Question

(-7 -3) (-3, 5) write an equation of a line that passes through each pair of points

Answer 1

To write an equation of a line that passes through two points, use the slope-intercept form. Find the slope using the formula and substitute the values into the equation.

Step-by-step explanation:

To write an equation of a line that passes through two points, we can use the slope-intercept form: y = mx + b, where m is the slope and b is the y-intercept.

Given the points (-7, -3) and (-3, 5), we can find the slope by using the formula: m = (y2 - y1) / (x2 - x1). Plugging in the values, we get m = (5 - (-3)) / (-3 - (-7)) = 8 / 4 = 2.

Now that we have the slope, we can choose either point and substitute the values into the equation. Let's use the first point (-7, -3): -3 = 2(-7) + b. Solving for b, we get b = -3 - 2(-7) = -3 + 14 = 11.

Therefore, the equation of the line that passes through the points (-7, -3) and (-3, 5) is y = 2x + 11.

Answer 2

y = 2x + 11

Step-by-step explanation:

The equation of a line in slope- intercept form is

y = mx + c ( m is the slope and c the y- intercept )
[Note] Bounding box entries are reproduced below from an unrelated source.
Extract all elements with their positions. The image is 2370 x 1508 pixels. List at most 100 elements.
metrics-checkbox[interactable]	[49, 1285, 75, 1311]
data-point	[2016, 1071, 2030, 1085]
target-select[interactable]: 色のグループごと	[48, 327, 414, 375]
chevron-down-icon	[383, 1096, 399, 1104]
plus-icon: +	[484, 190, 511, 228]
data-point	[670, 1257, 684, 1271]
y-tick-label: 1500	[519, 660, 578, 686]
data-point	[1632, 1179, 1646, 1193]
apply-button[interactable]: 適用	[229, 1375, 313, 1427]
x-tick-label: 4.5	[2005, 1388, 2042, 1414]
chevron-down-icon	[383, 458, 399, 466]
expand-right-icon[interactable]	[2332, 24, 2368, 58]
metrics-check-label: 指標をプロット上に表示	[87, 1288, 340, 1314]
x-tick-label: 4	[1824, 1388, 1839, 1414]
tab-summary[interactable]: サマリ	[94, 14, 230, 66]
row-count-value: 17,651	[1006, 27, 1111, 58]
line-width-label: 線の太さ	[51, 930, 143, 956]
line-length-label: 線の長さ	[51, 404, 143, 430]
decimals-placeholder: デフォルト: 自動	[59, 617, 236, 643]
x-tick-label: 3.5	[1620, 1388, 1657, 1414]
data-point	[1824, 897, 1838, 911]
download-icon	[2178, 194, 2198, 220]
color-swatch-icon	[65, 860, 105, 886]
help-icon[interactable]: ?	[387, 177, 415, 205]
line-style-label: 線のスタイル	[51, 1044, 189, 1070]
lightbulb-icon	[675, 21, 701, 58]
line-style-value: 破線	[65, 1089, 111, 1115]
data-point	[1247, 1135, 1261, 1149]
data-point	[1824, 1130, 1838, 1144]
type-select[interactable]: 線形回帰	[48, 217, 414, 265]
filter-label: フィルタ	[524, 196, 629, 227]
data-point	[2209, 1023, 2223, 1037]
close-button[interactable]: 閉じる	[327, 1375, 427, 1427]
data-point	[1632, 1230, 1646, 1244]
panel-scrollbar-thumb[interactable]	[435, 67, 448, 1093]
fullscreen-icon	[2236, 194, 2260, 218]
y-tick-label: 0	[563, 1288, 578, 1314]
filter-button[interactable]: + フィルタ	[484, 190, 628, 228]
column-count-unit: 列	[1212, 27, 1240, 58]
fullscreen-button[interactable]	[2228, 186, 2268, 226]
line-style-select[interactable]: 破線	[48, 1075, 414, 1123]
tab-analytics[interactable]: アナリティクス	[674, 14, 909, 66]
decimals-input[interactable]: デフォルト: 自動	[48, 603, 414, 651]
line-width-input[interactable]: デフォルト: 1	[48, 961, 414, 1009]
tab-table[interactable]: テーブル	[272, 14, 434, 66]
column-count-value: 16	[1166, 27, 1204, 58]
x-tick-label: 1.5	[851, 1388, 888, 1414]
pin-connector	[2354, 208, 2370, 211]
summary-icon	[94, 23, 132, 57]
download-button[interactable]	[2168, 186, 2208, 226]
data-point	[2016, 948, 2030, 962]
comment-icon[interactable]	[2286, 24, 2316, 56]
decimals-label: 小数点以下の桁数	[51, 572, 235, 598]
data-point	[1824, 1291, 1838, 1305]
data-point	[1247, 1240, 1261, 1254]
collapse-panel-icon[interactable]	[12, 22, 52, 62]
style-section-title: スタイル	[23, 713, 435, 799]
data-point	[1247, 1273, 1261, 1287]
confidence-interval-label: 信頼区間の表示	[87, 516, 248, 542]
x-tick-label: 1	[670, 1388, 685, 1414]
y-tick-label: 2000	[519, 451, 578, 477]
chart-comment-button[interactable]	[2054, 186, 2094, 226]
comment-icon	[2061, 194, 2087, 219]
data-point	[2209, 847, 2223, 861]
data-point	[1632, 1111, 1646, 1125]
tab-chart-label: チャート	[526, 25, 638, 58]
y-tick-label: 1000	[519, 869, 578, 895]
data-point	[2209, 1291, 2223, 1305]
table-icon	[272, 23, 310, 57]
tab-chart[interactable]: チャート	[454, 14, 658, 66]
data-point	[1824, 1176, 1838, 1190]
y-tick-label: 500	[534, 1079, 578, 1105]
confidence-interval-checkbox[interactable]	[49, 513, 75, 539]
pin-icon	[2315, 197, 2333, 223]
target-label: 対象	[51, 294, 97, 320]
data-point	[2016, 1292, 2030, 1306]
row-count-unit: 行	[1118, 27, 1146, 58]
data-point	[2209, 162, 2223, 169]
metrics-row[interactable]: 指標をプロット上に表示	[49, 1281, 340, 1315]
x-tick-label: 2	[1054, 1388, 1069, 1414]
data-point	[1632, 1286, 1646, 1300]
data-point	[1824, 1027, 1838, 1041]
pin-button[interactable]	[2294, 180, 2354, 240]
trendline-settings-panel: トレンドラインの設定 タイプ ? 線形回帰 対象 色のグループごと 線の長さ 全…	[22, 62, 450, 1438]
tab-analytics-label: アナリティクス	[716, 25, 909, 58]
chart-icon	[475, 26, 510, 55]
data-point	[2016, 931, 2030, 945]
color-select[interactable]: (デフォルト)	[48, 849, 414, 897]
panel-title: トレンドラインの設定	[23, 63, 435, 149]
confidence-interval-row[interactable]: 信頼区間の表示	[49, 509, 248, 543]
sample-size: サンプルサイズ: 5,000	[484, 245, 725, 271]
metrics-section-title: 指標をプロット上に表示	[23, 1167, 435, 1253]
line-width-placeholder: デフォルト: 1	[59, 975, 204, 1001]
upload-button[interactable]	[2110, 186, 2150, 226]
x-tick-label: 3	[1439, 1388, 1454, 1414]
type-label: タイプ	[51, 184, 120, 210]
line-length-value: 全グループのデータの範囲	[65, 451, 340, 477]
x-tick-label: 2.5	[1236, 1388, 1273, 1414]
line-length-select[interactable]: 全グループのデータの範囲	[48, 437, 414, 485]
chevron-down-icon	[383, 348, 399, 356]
Calculate m using the slope formula

m = (y₂ - y₁ ) / (x₂ - x₁ )

with (x₁, y₁ ) = (- 7, - 3) and (x₂, y₂ ) = (- 3, 5)

m =
`(5+3)/(-3+7)` =
`(8)/(4)` = 2, thus

y = 2x + c ← is the partial equation

To find c substitute either of the 2 points into the partial equation.

Using (- 3, 5 ), then

5 = - 6 + c ⇒ c = 5 + 6 = 11

y = 2x + 11 ← equation of line